Copeland's message is powerful throughout, but “Would You Take My Blood” is the strongest statement she's ever made against racism. “You've made it clear a thousand times / that you think I'm not your kind,” she tells a hater. But then she asks that if your life was at stake and you were fading fast, would you take her life-giving fluid, or “rather die than to share your life with mine, take my hand reaching out to you.”

John Prine steps in to duet with Copeland, reprising his composition “Great Rain,” co-written with former Tom Petty and the Heartbreakers guitarist Mike Campbell, who also played on it, along with Petty, on Prine's 1991 release, Missing Years. It's Prine doing what he does best, making everyday life bearable as best he can by finding the humor in bad situations. “I tell you funny stories / Why can't you treat me nice?” he asks his presumed beloved, or perhaps it's just a temporary time-sharer. “I was praying for mercy / And all he ever sent me was you.”
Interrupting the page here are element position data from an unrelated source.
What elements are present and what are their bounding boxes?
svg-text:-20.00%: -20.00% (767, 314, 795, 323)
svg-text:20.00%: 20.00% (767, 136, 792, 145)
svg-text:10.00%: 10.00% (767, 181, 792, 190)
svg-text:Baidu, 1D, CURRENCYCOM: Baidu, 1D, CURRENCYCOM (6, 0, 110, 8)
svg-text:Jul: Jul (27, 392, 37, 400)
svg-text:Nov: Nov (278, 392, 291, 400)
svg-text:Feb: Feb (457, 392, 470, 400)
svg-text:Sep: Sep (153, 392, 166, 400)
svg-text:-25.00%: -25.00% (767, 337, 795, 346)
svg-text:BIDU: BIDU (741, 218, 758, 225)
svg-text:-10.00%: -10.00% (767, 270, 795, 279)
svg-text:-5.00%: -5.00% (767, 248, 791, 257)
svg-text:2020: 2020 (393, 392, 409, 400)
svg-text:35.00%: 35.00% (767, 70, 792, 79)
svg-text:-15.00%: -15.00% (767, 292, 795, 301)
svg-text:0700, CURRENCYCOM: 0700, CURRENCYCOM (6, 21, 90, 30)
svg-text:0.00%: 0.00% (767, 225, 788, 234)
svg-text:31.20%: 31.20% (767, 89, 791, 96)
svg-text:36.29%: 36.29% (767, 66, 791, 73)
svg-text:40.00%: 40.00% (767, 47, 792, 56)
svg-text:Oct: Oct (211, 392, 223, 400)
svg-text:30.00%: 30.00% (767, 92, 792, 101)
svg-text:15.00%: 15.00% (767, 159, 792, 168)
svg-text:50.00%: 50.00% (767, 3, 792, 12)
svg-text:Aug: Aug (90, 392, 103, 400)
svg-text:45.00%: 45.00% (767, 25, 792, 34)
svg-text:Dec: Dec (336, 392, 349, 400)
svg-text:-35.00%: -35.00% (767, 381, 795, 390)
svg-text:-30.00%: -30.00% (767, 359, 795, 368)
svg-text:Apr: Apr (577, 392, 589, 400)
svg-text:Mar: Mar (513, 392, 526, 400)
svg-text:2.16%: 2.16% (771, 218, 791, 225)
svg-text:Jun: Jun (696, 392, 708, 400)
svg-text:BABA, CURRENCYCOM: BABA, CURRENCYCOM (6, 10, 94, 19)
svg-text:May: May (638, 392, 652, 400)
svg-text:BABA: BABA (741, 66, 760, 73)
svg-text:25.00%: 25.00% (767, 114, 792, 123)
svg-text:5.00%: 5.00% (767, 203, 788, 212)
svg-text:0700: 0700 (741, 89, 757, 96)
It's a first for Copeland to be mentioning Hank Williams in one of her songs, but he gets a shout-out on “Smoked Ham and Peaches,” Americana-ized with Giddens' banjo clucking in the background. But Copeland's magnificent voice, muted somewhat, still stays in churchy blues mode. “When the whole world seems fake / give me something real,” she asks, but it's already here, and its her.

“Promised Myself,” with Cropper on lead, is vintage Copeland written by her daddy: deep-dish, hair-raising, soulful blues from the church of Shemekia. It's healing blues, Copeland promising herself she'll never fall in love again, but in the last chorus she admits to a relapse: “Looks like I lied to myself / Looks like true love is gonna always win ... oh Lawd have mercy now,” she wails, but it makes the pain sound mighty fine.

If you had any doubts about her agenda, "I'm In The Blood of the Blues” takes care of that. “I'm the jewel in the crown of the mighty kings of Africa / I'm the hands on the shaft of the spear that slew the lion,” she proclaims, backing it with enough bombast to pin pack the ears of doubters.

Copeland transforms Ray Davies' composition “I'm Not Like Everybody Else” from a jangly rocker to a soulful blues, Kimbrough backing her gospel shouts with slinky slide on a tune that should be her theme song.

Although its a bit of different direction, its still the same Shemekia Copeland, heart and soul intact, a proud spokesperson for all of us.